= John Cook (professor, born 1739) =

John Cook (1739-1815) was Professor of Humanity at St Andrews University from 1769 to 1773 and Professor of Moral Philosophy at the same institution 1773 to 1814.

==Life==
He was the son John Cook, minister of St Monans, who was born about 1711, and his wife Anne. They married on 11 March 1738. His mother, Anne, died on 12 February 1756, aged 48. (His father was the son of Thomas Cook, merchant, Elie, and Christian Gillespie. His father was educated at Univ. of St Andrews; licen. by Presb. of Haddington 4th Jan. 1732; called 12th Aug., and ord. 31st Oct. 1734; died 24 June 1751).

He succeeded to the estate of Newburn in Fife.

He died on 1 July 1815

He was Professor of Humanity at St Andrews University from 1769 to 1773 and Professor of Moral Philosophy 1773 to 1814.

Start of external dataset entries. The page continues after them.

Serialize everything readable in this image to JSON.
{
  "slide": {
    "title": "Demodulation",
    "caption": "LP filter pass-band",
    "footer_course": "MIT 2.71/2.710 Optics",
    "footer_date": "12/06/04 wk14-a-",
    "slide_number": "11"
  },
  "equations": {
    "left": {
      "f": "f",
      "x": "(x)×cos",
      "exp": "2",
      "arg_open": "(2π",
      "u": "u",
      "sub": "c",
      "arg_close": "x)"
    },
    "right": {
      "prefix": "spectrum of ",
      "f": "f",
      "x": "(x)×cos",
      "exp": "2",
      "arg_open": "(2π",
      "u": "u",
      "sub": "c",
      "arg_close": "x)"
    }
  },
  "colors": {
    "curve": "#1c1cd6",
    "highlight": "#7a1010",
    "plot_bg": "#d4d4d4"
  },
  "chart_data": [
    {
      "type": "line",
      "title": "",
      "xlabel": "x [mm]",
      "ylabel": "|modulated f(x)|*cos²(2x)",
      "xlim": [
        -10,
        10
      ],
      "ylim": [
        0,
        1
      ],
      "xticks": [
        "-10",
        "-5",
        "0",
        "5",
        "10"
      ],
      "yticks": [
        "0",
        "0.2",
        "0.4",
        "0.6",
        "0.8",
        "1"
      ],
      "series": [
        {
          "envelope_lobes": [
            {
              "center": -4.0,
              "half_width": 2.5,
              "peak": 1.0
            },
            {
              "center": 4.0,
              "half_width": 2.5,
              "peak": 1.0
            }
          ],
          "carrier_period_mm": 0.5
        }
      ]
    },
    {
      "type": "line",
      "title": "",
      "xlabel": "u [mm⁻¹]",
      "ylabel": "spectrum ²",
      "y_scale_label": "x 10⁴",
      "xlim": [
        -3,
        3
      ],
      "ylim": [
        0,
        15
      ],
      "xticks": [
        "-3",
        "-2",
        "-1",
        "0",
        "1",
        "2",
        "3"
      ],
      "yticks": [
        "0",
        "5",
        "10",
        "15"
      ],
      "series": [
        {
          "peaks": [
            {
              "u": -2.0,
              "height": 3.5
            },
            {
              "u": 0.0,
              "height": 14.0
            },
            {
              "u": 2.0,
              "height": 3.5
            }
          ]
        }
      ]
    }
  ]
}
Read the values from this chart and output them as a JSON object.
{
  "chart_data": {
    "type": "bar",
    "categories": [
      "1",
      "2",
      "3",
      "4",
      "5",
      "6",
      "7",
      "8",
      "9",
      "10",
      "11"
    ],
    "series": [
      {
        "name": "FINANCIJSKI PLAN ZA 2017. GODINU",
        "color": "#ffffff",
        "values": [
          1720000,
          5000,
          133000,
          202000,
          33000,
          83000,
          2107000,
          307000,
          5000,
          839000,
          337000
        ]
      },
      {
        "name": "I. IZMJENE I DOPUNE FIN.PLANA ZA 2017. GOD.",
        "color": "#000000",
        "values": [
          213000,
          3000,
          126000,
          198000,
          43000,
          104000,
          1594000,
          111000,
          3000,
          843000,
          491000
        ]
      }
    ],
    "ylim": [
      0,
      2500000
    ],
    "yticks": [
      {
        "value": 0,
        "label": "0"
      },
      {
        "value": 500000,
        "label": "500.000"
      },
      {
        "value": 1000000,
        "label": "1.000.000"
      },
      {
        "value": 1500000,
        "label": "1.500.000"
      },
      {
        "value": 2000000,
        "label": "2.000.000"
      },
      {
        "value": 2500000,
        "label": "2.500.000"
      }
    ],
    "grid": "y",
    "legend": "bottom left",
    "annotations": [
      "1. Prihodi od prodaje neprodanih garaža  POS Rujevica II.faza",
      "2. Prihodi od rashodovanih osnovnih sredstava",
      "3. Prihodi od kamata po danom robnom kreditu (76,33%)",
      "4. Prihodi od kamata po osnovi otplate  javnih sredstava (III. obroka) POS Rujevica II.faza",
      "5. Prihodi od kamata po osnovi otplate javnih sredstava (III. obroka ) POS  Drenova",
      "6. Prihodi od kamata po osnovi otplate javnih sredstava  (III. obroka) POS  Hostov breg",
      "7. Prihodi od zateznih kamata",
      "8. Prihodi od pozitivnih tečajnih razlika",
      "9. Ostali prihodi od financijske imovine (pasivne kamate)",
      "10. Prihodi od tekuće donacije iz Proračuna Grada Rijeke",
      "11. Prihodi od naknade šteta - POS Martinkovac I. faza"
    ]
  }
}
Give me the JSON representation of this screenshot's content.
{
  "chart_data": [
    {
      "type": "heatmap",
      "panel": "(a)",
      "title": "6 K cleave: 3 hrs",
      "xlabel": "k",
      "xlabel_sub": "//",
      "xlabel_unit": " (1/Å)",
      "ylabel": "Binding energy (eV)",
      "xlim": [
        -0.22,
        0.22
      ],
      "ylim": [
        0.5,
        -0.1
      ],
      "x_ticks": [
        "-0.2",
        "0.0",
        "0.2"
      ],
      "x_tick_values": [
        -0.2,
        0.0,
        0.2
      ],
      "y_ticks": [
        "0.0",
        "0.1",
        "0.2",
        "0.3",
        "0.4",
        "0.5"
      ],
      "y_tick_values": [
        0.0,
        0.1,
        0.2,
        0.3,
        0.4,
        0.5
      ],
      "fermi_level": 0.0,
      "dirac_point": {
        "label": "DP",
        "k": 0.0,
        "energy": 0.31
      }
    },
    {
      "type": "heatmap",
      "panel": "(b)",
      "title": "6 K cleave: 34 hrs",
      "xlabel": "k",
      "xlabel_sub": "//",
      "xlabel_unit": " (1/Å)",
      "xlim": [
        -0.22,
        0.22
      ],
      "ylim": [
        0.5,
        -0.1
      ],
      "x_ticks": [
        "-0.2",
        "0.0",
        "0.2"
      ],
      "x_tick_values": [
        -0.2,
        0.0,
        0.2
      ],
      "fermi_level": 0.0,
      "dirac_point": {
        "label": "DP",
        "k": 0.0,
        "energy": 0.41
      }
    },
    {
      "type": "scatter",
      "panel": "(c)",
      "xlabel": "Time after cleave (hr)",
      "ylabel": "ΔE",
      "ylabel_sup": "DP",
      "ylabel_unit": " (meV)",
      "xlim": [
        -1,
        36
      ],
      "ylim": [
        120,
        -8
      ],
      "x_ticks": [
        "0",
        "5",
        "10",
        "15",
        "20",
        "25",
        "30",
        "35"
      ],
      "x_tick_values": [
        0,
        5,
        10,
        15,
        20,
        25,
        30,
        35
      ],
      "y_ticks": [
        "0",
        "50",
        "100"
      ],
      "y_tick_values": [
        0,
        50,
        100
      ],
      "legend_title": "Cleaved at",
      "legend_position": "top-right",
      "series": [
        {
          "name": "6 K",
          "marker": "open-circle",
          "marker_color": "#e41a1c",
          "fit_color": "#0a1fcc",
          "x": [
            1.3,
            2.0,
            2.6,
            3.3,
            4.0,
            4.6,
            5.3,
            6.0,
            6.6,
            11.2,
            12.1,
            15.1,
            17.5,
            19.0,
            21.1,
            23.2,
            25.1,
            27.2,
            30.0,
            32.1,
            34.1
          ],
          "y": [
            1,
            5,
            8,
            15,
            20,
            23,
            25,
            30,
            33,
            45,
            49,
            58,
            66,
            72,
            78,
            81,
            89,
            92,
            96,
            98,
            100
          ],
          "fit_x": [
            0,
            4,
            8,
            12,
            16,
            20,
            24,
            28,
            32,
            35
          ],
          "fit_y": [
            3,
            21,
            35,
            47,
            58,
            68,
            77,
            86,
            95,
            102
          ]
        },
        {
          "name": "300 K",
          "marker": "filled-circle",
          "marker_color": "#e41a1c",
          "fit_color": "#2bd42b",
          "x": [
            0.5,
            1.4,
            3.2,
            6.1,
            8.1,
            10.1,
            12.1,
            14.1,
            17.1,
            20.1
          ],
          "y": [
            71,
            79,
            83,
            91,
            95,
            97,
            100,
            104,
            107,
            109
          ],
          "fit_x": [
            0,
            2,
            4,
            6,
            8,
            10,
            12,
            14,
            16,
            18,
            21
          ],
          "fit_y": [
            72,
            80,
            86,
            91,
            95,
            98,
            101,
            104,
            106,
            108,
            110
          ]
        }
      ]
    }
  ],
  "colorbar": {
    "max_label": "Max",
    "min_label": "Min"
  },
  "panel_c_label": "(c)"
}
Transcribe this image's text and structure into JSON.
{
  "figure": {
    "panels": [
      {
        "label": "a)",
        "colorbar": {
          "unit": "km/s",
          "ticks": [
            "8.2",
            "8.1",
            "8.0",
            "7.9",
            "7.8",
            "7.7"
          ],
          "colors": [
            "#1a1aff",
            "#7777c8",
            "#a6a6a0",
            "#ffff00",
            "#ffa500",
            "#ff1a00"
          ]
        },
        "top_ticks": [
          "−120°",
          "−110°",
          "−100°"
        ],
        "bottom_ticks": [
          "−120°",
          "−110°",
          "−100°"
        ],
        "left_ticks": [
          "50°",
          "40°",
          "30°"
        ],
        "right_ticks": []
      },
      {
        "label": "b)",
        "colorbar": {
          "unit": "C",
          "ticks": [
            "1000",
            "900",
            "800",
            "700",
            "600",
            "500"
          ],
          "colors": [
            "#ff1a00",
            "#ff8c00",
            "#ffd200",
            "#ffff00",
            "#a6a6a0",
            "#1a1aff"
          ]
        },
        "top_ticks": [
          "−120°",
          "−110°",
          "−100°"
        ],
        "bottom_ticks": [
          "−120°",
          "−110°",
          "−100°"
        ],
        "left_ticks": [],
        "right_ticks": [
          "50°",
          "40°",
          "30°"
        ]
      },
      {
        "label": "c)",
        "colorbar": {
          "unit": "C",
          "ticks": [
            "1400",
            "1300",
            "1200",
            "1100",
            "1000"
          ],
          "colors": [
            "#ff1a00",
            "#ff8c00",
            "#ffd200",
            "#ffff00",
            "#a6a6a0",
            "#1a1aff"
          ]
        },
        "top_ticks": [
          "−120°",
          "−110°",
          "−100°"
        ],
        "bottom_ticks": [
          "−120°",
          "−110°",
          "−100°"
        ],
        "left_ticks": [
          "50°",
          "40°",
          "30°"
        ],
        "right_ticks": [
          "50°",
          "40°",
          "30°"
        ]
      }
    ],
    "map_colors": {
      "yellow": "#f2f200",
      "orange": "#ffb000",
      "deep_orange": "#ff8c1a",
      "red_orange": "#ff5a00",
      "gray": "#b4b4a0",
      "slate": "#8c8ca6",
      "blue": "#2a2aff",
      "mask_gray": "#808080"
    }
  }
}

He died in St Andrews and is buried in the churchyard of St Andrews Cathedral just west of St Rules Tower.

==Family==

In 1770 he married Janet Hill, sister of his colleague, George Hill. Their children included George Cook and John Cook, Professor of Hebrew at St Andrews.

His grandson (son of George) was Moderator of the General Assembly of the Church of Scotland in 1859.